At the same time, world port throughput increased 3.1% (Drewry) and world air cargo volumes (CTK) increased 2.9 percent.
Maersk is a Danish shipping company, active in the maritime and land transport of goods and associated services, such as supply chain management and port operations.
The company was also the world’s largest container shipping line and ship operator from 1996 to 2021.
According to Maersk, trade flow levels stalled at high levels in the United States, where consumption of technology and retail goods had been supported during the Covid-19 pandemic.
Notably, North American container imports from the Far East rose just 0.5% in the first quarter.
European consumer confidence remained high in early 2022 (before falling sharply in March following the Russian invasion of Ukraine) and unmet demand due to capacity shortages in 2021 further supported import volumes.
Consequently, European container imports from the Far East increased by 1.4% in the first quarter.
The supply side of the logistics industry continued to be affected by the pandemic and capacity shortages.
Container availability and air capacity remained tight, while waiting times for ships outside ports remained long due to bottlenecks in land transport and storage.
According to Clarkson, port congestion decreased slightly from its peaks in the United States in the first quarter, while it increased further in Europe and China.

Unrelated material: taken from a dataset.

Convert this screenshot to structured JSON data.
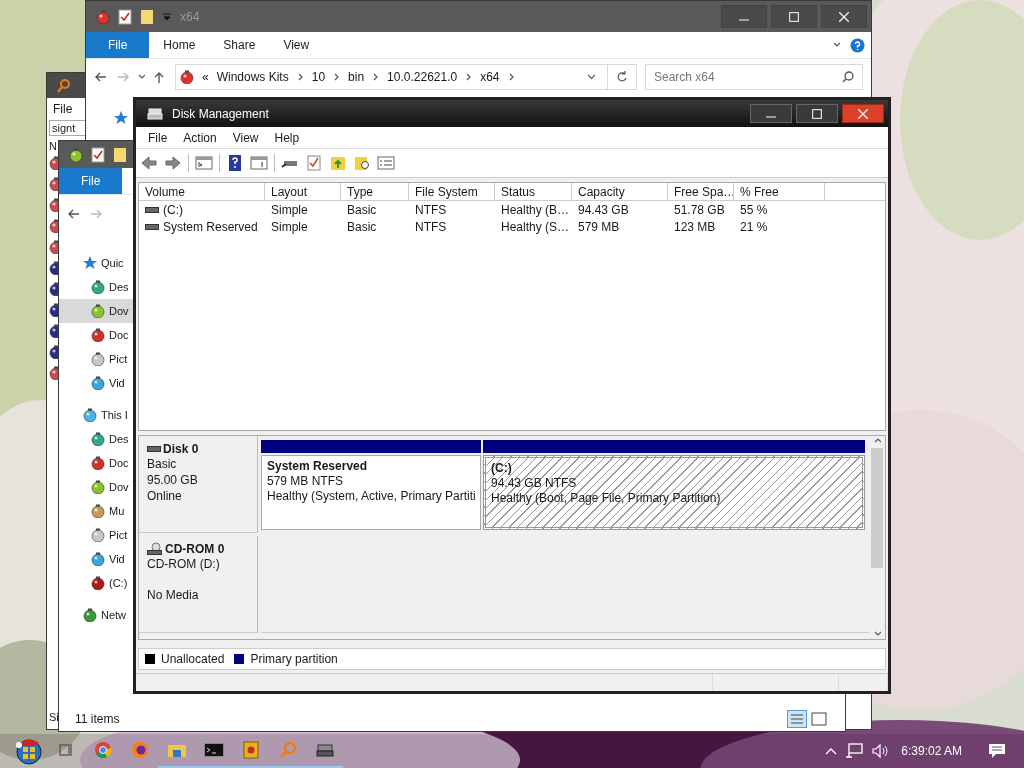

This continued to cause shortages and challenges in supply chain management services and kept fees high. The invasion of Ukraine likely added further strains on supply chain networks.
The air cargo industry remained capacity constrained during the first quarter, although capacity in the commercial airline industry was 8.9% higher than a year earlier (February 2022 vs. February 2021), it was still 5.6% below level. February 2019.
On the supply side, supplier lead times remain long and there is little visibility of when capacity constraints (including onshore bottlenecks in trucking and warehousing), which have been the key driver of rising freight rates in the short term.
In addition, the Russian invasion of Ukraine also adds to supply uncertainty due to sanctions and supplier network restrictions.